IEA prescribes $630b oil, gas investment by 2040

The International Energy Agency (IEA) has prescribed yearly $630 billion in worldwide upstream oil and gas investment – the total amount the industry spent on average each year for the past five years to compensate for 14 declining production at existing fields and to keep future output flat at today’s levels.

The IEA, which made this disclosure in its World Energy Outlook 2015 executive summary, said that the short investment cycle of tight oil and its ability to respond quickly to price signals is changing the way that the oil market operates, but the intensity with which the tight oil resource is developed in the United States eventually pushes up costs.

It noted that a more prolonged period of lower oil prices cannot be ruled out. “We examine in a Low Oil Price Scenario what it would take for this to happen – and what it would mean for the entire energy sector if it did. The oil price in this scenario remains close to $50/bbl until the end of this decade, before rising gradually back to $85/bbl in 2040.
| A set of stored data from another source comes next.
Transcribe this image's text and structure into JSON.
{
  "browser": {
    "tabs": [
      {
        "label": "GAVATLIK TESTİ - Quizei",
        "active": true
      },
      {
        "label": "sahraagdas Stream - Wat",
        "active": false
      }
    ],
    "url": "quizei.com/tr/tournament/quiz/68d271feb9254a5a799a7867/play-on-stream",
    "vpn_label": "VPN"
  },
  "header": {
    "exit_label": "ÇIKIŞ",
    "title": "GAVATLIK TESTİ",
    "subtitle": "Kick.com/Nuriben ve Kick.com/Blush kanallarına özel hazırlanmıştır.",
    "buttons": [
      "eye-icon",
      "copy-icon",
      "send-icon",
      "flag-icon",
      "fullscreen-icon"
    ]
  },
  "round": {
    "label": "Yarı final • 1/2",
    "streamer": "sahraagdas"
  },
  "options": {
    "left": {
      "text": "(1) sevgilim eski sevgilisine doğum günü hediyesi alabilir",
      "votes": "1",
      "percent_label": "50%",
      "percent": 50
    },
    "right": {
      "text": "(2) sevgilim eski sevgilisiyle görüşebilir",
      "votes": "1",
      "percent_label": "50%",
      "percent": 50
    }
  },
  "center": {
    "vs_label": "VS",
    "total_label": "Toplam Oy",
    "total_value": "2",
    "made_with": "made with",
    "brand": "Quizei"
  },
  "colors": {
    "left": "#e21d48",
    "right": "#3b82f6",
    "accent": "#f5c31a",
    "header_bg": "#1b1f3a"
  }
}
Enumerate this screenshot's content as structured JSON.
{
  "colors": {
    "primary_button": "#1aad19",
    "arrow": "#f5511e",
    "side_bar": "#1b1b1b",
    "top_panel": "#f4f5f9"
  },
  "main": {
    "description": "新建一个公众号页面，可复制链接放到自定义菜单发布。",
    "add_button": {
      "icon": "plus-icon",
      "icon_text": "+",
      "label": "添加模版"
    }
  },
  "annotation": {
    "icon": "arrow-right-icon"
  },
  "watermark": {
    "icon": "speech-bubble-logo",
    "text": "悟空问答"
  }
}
“This trajectory is based on assumptions of lower near-term growth in the global economy; a more stable Middle East and a lasting switch in OPEC production strategy in favour of securing a higher share of the oil market (as well as a price that defends the position of oil in the global energy mix); and more resilient non-OPEC supply, notably from US tight oil. With higher demand, led by the transport sector, pushing oil use up to 107 mbpd in 2040, the durability of this scenario depends on the ability and willingness of the large low-cost resource-holders to produce at much higher levels than in our central scenario. In the Low Oil Price Scenario, the Middle East’s share in the oil market ends up higher than at any time in the last forty years”, it added.

It stated that the plunge in oil prices has set in motion the forces that will lead the market to rebalance, via higher demand and lower growth in supply.

This, IEA noted, may take some time, as oil consumers are not reacting as quickly to changes in price as they have in the past. “Although the rise of tight oil has created scope for more short- term flexibility on the supply side, there is still a significant time lag in the response of most sources of production to a change in price.

“In the New Polices Scenario, demand initially grows at an average of 900 kb/d per year until 2020, but this subsequently slows, with global demand reaching 103.5 mb/d in 2040, up nearly 13 mb/d on 2014 levels. By 2040 OECD consumption has fallen by 11 mb/d but this is almost exactly cancelled out by the twin pillars of demand growth: India and China (up 6 mb/d and 5 mb/d respectively).

Elsewhere the Middle East sees oil demand climb by 3.5 mbpd, other non-OECD Asian countries by 2.7 mbpd, and Africa by 2.5 mbpd. The transport and petrochemicals sectors add 16.5 mbpd to 2040, offset only partially by slight reductions in the power sector and use in buildings. Oil demand for aviation grows faster than any other sector, with the industry’s goal of carbon-neutral growth post-2020 out of reach without offsets from other sectors”.